64-bit big-endian SIGSEGV: ecl_symbol_value before init_all_symbols
With ECL 20.4.24 on my 64-bit big-endian machine, ecl_min crashes at startup with a SIGSEGV at address 0x200000000,
Internal or unrecoverable error in:
Got signal before environment was installed on our thread
Abort trap (core dumped)
When ECL boots, it reads the symbol value of *PACKAGE*
before it has initialized the symbol, because it calls ecl_symbol_value() before init_all_symbols(). Most platforms would read p = 2, but my 64-bit big-endian reads p = 0x200000000. The tag (p & 3) == 0 causes the SIGSEGV.
I haven't put a debugger on the big-endian machine. I can use gdb on a little-endian OpenBSD/amd64 to show how ecl reads *PACKAGE*
too early. For this gdb session, I built ecl_min from git commit 329b37d8:
$ CC=cc CPPFLAGS=-I/usr/local/include LDFLAGS=-L/usr/local/lib ./configure \
> --enable-boehm=system --enable-libatomic=system --with-system-gmp=gmp
$ gmake ecl_min
$ cd build
$ egdb ecl_min
...
(gdb) break ecl_symbol_value
Breakpoint 10 at 0x114230: file /home/kernigh/park/ecl/src/c/symbol.d, line 140.

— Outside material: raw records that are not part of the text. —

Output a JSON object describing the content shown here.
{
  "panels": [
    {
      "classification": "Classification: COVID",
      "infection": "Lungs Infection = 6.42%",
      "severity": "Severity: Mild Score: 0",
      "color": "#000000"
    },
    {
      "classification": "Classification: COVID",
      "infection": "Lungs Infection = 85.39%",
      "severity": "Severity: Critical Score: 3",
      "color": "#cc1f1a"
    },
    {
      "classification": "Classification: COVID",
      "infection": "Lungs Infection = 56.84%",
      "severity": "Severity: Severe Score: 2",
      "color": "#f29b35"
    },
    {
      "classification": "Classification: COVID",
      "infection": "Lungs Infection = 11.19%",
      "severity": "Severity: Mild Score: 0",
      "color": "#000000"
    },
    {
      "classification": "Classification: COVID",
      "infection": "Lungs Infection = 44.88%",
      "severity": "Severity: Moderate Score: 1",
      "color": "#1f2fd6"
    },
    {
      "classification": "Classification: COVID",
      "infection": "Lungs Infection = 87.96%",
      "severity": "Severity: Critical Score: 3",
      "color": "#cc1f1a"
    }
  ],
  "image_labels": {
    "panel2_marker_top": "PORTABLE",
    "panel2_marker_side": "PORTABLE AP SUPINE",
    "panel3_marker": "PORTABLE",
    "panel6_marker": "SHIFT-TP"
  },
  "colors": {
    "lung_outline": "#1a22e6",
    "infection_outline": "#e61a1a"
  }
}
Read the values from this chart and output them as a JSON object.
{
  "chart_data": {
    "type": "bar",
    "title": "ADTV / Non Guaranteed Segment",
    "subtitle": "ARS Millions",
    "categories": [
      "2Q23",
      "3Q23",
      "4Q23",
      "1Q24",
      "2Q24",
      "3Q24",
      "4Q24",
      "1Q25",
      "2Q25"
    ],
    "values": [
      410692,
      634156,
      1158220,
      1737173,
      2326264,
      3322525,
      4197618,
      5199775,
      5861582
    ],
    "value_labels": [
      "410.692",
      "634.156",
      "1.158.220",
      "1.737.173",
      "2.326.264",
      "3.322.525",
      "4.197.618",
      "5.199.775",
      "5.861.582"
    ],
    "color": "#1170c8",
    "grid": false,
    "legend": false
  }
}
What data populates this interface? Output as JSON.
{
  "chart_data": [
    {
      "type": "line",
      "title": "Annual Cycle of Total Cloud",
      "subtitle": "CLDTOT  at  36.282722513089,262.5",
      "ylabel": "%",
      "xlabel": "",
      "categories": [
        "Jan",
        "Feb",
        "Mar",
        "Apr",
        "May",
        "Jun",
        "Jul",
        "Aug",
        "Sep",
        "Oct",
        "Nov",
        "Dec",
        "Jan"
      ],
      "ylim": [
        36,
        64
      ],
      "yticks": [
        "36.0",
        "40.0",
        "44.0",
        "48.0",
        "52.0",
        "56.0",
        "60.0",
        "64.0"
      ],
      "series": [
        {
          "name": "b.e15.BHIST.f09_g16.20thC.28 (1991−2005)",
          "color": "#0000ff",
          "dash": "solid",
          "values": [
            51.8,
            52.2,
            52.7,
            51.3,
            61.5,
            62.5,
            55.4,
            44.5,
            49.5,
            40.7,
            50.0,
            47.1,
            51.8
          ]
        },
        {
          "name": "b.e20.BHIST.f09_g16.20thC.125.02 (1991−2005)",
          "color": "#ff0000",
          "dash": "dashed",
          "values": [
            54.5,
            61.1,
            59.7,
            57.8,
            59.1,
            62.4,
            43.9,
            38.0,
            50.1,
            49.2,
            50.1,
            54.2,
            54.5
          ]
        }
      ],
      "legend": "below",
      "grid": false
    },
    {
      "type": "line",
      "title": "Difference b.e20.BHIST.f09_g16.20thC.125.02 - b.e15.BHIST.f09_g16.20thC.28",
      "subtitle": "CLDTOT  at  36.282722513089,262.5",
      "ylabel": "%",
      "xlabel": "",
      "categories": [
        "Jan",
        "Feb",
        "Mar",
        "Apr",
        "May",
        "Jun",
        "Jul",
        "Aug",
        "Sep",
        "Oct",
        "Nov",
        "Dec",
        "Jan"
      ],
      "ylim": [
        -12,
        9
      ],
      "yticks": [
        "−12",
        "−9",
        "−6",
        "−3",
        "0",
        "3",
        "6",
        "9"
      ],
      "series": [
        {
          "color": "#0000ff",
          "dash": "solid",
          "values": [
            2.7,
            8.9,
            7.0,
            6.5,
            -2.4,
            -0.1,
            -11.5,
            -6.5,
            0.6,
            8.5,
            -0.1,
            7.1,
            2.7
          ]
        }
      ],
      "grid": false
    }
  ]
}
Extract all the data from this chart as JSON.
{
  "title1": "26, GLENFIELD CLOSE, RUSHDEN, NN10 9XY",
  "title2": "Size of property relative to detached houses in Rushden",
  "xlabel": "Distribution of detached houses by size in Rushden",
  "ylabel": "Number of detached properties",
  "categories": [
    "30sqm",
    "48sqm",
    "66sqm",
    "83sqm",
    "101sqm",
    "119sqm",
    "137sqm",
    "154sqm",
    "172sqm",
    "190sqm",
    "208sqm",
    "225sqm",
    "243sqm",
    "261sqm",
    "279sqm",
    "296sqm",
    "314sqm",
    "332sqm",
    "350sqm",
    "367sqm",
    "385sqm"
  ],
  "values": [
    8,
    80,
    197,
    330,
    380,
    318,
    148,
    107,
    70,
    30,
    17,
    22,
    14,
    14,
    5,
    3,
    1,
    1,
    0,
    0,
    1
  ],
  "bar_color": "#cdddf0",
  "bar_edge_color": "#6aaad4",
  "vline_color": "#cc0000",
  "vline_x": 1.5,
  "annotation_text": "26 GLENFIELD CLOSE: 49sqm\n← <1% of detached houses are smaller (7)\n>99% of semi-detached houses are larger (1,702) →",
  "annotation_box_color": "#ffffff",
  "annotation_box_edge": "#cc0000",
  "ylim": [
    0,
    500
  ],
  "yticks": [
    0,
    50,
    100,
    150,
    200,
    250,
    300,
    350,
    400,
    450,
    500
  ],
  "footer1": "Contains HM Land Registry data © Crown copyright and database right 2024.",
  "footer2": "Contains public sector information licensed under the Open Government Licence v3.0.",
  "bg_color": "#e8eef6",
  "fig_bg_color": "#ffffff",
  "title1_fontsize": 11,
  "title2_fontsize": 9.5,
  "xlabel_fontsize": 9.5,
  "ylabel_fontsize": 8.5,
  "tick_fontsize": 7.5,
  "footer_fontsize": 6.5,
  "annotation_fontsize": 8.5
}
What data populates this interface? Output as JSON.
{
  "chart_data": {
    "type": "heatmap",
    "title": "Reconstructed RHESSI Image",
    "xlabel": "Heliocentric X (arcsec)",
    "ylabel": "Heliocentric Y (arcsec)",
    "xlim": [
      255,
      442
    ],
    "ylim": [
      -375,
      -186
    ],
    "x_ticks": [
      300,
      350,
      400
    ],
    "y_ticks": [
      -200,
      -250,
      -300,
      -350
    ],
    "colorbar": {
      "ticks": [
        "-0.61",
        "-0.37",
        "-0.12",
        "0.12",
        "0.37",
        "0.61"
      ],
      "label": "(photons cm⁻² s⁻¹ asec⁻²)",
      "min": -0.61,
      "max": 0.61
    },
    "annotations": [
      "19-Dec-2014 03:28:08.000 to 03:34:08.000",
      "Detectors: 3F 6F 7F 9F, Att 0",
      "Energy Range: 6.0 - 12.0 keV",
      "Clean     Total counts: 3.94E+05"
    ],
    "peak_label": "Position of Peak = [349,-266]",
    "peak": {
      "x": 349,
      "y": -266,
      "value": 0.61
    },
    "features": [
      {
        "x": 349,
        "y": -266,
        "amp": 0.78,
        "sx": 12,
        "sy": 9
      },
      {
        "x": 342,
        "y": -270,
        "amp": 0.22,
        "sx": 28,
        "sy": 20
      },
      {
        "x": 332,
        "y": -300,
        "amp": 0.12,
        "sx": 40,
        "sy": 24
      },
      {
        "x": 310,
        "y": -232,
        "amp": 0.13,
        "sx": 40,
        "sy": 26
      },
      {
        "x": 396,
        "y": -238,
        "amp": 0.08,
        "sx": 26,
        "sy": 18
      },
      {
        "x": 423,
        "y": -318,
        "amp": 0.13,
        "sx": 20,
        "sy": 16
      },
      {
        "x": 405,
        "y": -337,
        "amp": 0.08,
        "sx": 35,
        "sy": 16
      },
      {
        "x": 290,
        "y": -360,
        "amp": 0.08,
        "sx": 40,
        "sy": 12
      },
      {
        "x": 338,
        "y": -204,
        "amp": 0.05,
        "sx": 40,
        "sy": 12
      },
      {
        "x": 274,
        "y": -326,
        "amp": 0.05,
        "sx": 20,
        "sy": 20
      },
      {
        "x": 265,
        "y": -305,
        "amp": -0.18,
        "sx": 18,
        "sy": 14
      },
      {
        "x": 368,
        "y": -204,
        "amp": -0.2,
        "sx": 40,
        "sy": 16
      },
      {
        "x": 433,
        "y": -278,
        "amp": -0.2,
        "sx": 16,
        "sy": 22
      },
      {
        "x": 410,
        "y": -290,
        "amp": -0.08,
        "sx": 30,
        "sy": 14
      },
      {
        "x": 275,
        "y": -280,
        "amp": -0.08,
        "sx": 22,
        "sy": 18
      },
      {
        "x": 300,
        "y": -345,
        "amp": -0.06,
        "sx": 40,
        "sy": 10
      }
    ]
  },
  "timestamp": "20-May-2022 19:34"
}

(gdb) break init_all_symbols
Breakpoint 11 at 0x112590: file /home/kernigh/park/ecl/src/c/all_symbols.d, line 287.
(gdb) run
Starting program: /home/kernigh/park/ecl/build/ecl_min
Breakpoint 10, ecl_symbol_value (s=0xfddfb5219d8 <cl_symbols+2520>)
at /home/kernigh/park/ecl/src/c/symbol.d:140
140 if (Null(s)) {
(gdb) bt
#0 ecl_symbol_value (s=0xfddfb5219d8 <cl_symbols+2520>)
at /home/kernigh/park/ecl/src/c/symbol.d:140
#1 0x00000fddfb485649 in ecl_find_package_nolock (
name=0xfddfb5554a0 <str_common_lisp_data>)
at /home/kernigh/park/ecl/src/c/package.d:330
#2 0x00000fddfb4853e8 in ecl_make_package (
name=0xfddfb5554a0 <str_common_lisp_data>, nicknames=0xfe050364ed1,
use_list=0x1, local_nicknames=0x1)
at /home/kernigh/park/ecl/src/c/package.d:230
#3 0x00000fddfb4820d4 in cl_boot (argc=<optimized out>, argv=<optimized out>)
at /home/kernigh/park/ecl/src/c/main.d:589
#4 0x00000fddfb480b9c in main (argc=-78505512, args=0x1)
at /home/kernigh/park/ecl/src/c/cinit.d:175
(gdb) print *(cl_symbol_initializer*)s
$3 = {init = {name = 0xfddfb3f9af4 "*PACKAGE*", type = 2, fun = 0x0,
narg = -1, value = 0x0}, data = {t = -12 '\364', m = -102 '\232',
stype = 63 '?', dynamic = -5 '\373', value = 0x2, gfdef = 0x0,
plist = 0xffff, name = 0x0, hpack = 0x0, binding = 0}}
s
is a union: s->init
is valid and s->data
is garbage, because we have not run init_all_symbols() to turn s->init
into s->data
; but ecl_symbol_value() will return the garbage s->data.value
, which is 2 on this little-endian machine.
This is how a compiler packs the union, if a pointer has 64-bit size and alignment:
offset | init | name
0 | char *name | int8_t t
1 | ^ | int8_t m
2 | ^ | int8_t field1
3 | ^ | int8_t field2
4 | ^ | (pad)
8 | int type | cl_object value
12 | (pad) | ^
16 | void *fun | cl_object gfdef
24 | ... | ...
The 8-byte s->data.value
overlaps the 4-byte s->init.type
and 4 bytes of pad. I find type = 2 and pad = 0, so the garbage in s->data.value
would be a little-endian 2 or a big-endian 0x200000000. Then src/c/package.d ecl_find_package_nolock() will pass this garbage value to ECL_PACKAGEP:
p = ecl_symbol_value(@'*package*');
if (ECL_PACKAGEP(p)) {
If p == 2, then the tag (p & 3) != 0, so ECL_PACKAGEP returns false, and ECL does nothing else with this garbage p; but if p == 0x200000000, then the tag is zero and ECL_PACKAGEP tries to follow the pointer, causing SIGSEGV at 0x200000000.
I don't have a fix for this issue. I would say to call init_all_symbols() earlier, but the comment in src/c/main.d says that I can't do so.
My big-endian machine runs the new and unstable OpenBSD/powerpc64, but I suspect that one can reproduce this bug on other 64-bit big-endian platforms.